Words take on their meaning from the actions they produce. Friends, until Facebook changed the meaning, were real live human beings that one trusted with his or her innermost secrets and enjoyed sharing experiences with. Facebook “friends” are just one example of what is happening. You can purchase all sorts of things indicating approval of your presence on the web. Beam continues:
> Over at WeSellLikes.com (“Give your Facebook page an uplift!”), I can buy 10,000 Facebook “likes” for $350. Twitter followers are a lot cheaper. An Indonesian gentleman sells 1,000 fans for $10, and a million for $600. So for about the cost of a high-end tablet computer, my 222-person Twitter account could swell to Pamela Anderson-like (995,000) proportions. . . . While you and I may have trouble distinguishing fact from fancy on the Internets, clearer-eyed people don’t.

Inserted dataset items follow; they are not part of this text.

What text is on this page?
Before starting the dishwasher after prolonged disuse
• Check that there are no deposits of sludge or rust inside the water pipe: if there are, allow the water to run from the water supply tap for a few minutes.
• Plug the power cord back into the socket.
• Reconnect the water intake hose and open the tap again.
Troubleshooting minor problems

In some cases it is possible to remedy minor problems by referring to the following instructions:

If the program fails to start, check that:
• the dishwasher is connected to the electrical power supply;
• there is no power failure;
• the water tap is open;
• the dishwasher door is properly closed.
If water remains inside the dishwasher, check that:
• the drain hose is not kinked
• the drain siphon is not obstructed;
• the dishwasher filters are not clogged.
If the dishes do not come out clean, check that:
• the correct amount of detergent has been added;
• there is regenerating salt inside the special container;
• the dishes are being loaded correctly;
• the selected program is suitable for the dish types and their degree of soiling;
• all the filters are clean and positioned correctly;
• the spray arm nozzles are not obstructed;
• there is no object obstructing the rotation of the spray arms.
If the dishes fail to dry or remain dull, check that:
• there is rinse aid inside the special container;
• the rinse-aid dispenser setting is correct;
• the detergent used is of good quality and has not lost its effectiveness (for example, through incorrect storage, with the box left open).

Last month, the web consulting firm Incapsula revealed that 61 percent of web traffic “was generated by non-human entities” called bots. Atlantic magazine writer Alexis Madrigal quickly dubbed this the “Internet of Thingies,” and helpfully demonstrated how the most ignorant layperson could quickly assemble a program to visit your Web page 100,000 times.
I am pretty happy with the 30 or so faithful followers of my blog and am truly ecstatic when the number jumps to 80 or 90. It seems better to have a truthful measure of how I am doing rather than some artificial report. Artificial fans (likes) and web visitors cannot spread the words I create every few days or so. Artificial friends cannot provide what true friends do. Without genuine friends, life can get pretty lonely and bleak. It is the quality of friendship, not the quantity of friends, that enriches one’s life and contributes to flourishing. Many call their spouses their best friends as well as their lovers.
The internet and its social media are rapidly diminishing the meaning and value of “friend,” “follower,”and “like.” All these three words are connected to the idea of relationship. Relationships with others and with the world writ large are the heart of being and flourishing. We have already lost much of our ability to be (flourish) to modernity and its technologies and technocratic way of thinking. There is no way that we can buy it back although market aficionados would argue that there is someone out there who will sell it to us. Beam writes today with his tongue stuck a bit in his cheek, but ends with a trenchant quote from Emerson.
> Ralph Waldo Emerson wrote that “Friendship, like the immortality of the soul, is too good to be believed.” Hail the Sage of Concord! He anticipated the Internet.